Blockchain Video Games

Blockchain-based video games are another niche of the NFT market where personal involvement on some level can help you greatly. Case in point, the new kid on the block, well, on the racetrack, Zed Run, a horse racing game using NFTs, rides as far as to claim that it will eventually enable players to “work in professions such as stable owner, race track owner, breeder, accessory designer and more”.
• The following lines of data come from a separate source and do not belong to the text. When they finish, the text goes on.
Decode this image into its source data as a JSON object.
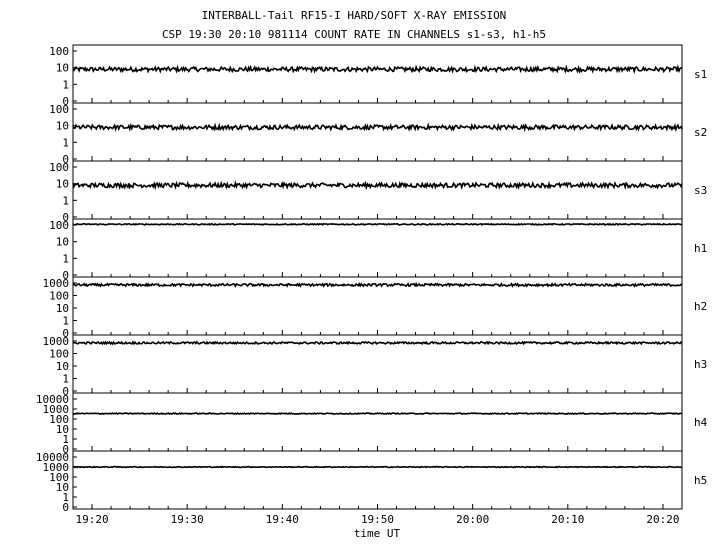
{
  "chart_data": {
    "type": "line",
    "title": "INTERBALL-Tail RF15-I HARD/SOFT X-RAY EMISSION",
    "subtitle": "CSP 19:30 20:10 981114  COUNT RATE IN CHANNELS s1-s3, h1-h5",
    "xlabel": "time UT",
    "x_ticks": [
      "19:20",
      "19:30",
      "19:40",
      "19:50",
      "20:00",
      "20:10",
      "20:20"
    ],
    "x_range": [
      "19:18",
      "20:22"
    ],
    "y_scale": "log",
    "grid": false,
    "panels": [
      {
        "name": "s1",
        "y_ticks": [
          "100",
          "10",
          "1",
          "0"
        ],
        "level": 8,
        "spread": 1.35
      },
      {
        "name": "s2",
        "y_ticks": [
          "100",
          "10",
          "1",
          "0"
        ],
        "level": 8,
        "spread": 1.35
      },
      {
        "name": "s3",
        "y_ticks": [
          "100",
          "10",
          "1",
          "0"
        ],
        "level": 8,
        "spread": 1.35
      },
      {
        "name": "h1",
        "y_ticks": [
          "100",
          "10",
          "1",
          "0"
        ],
        "level": 110,
        "spread": 1.08
      },
      {
        "name": "h2",
        "y_ticks": [
          "1000",
          "100",
          "10",
          "1",
          "0"
        ],
        "level": 700,
        "spread": 1.25
      },
      {
        "name": "h3",
        "y_ticks": [
          "1000",
          "100",
          "10",
          "1",
          "0"
        ],
        "level": 700,
        "spread": 1.2
      },
      {
        "name": "h4",
        "y_ticks": [
          "10000",
          "1000",
          "100",
          "10",
          "1",
          "0"
        ],
        "level": 350,
        "spread": 1.12
      },
      {
        "name": "h5",
        "y_ticks": [
          "10000",
          "1000",
          "100",
          "10",
          "1",
          "0"
        ],
        "level": 1000,
        "spread": 1.1
      }
    ]
  }
}
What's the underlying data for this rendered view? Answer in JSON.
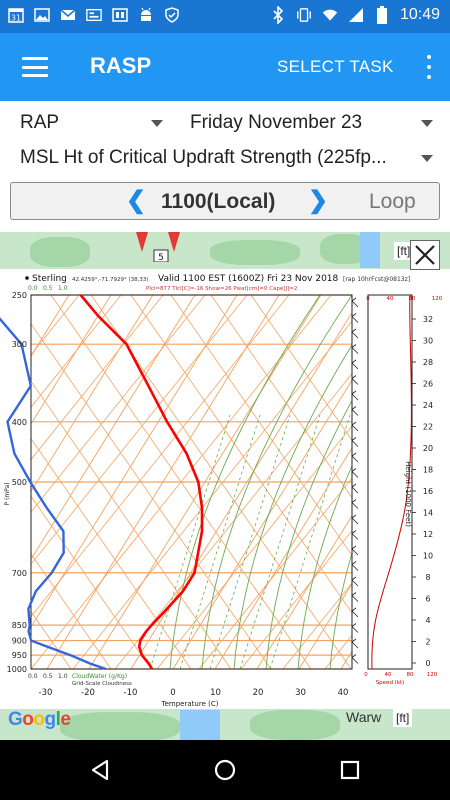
{
  "statusbar": {
    "calendar_day": "31",
    "time": "10:49"
  },
  "appbar": {
    "title": "RASP",
    "select_task": "SELECT TASK"
  },
  "selectors": {
    "model": "RAP",
    "day": "Friday November 23",
    "parameter": "MSL Ht of Critical Updraft Strength (225fp..."
  },
  "timebar": {
    "prev_symbol": "❮",
    "time": "1100(Local)",
    "next_symbol": "❯",
    "loop": "Loop"
  },
  "map": {
    "units_label_top": "[ft]",
    "units_label_bottom": "[ft]",
    "town_fragment": "Warw",
    "google": [
      "G",
      "o",
      "o",
      "g",
      "l",
      "e"
    ],
    "google_colors": [
      "#4285f4",
      "#ea4335",
      "#fbbc05",
      "#4285f4",
      "#34a853",
      "#ea4335"
    ]
  },
  "sounding": {
    "station": "Sterling",
    "coords": "42.4259°,-71.7929° (38,33)",
    "valid": "Valid 1100 EST (1600Z) Fri 23 Nov 2018",
    "model_run": "[rap 10hrFcst@0813z]",
    "indices": "Plcl=877 Tlcl[C]=-16 Show=26 Pwat[cm]=0 Cape[J]=2",
    "cloud_scale_top": [
      "0.0",
      "0.5",
      "1.0"
    ],
    "cloud_scale_bottom": [
      "0.0",
      "0.5",
      "1.0"
    ],
    "cloudwater_label": "CloudWater (g/Kg)",
    "gridscale_label": "Grid-Scale Cloudiness",
    "pressure_axis_label": "P (mPa)",
    "temperature_axis_label": "Temperature (C)",
    "height_axis_label": "Height (1000 Feet)",
    "speed_label": "Speed (kt)",
    "pressure_ticks": [
      "250",
      "300",
      "400",
      "500",
      "700",
      "850",
      "900",
      "950",
      "1000"
    ],
    "pressure_values": [
      250,
      300,
      400,
      500,
      700,
      850,
      900,
      950,
      1000
    ],
    "temperature_ticks": [
      "-30",
      "-20",
      "-10",
      "0",
      "10",
      "20",
      "30",
      "40"
    ],
    "temperature_values": [
      -30,
      -20,
      -10,
      0,
      10,
      20,
      30,
      40
    ],
    "height_ticks": [
      "0",
      "2",
      "4",
      "6",
      "8",
      "10",
      "12",
      "14",
      "16",
      "18",
      "20",
      "22",
      "24",
      "26",
      "28",
      "30",
      "32"
    ],
    "speed_ticks_top": [
      "0",
      "40",
      "80"
    ],
    "speed_ticks_bottom": [
      "0",
      "40",
      "80",
      "120"
    ],
    "speed_ticks_right": [
      "120"
    ],
    "colors": {
      "temperature": "#ff0000",
      "dewpoint": "#3366dd",
      "dry_adiabat": "#f4a460",
      "moist_adiabat": "#6aaa4f",
      "isotherm": "#f4a460"
    }
  }
}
Well, this is a pretty bold statement in itself, but its logic can be reversed. If you are anything in any of these occupations, you can safely trust your judgment as to how well the game mimics real-life horse racing, and, by extension, make an educated guess regarding how popular it can potentially become. But this is the heart and soul of value investing.

More broadly, if something is your cup of tea, and has been for years, you can pretty much rely on your appraisal of it. Then the subtle art of picking the right NFT as a digital collectible or investment vehicle boils down to determining your area of expertise or interest (for example, gaming, arts, music, sports, etc) and choosing the market where you feel most at home, understand how much you pay for something and what you get in return.

The Bottom Line

NFTs are not a get-rich-quick scheme, even though you may be led to believe otherwise. Indeed, if you were lucky to get in early, you may have struck it rich and done extremely well – as with virtually anything else out there. But this ship has already sailed. Further, it is not unreasonable to expect that most NFTs will turn into trash when the music finally stops.

The good news, though, is that not all NFTs are born to die equal, and after the dust eventually settles while the hype subsides, what’s left of them will be the real deal. Finding these rare pearls in a bed of oysters is a daunting task that requires hard work along with insights into the essence of market forces and human motivation.

But that has always been the case with investing anyway.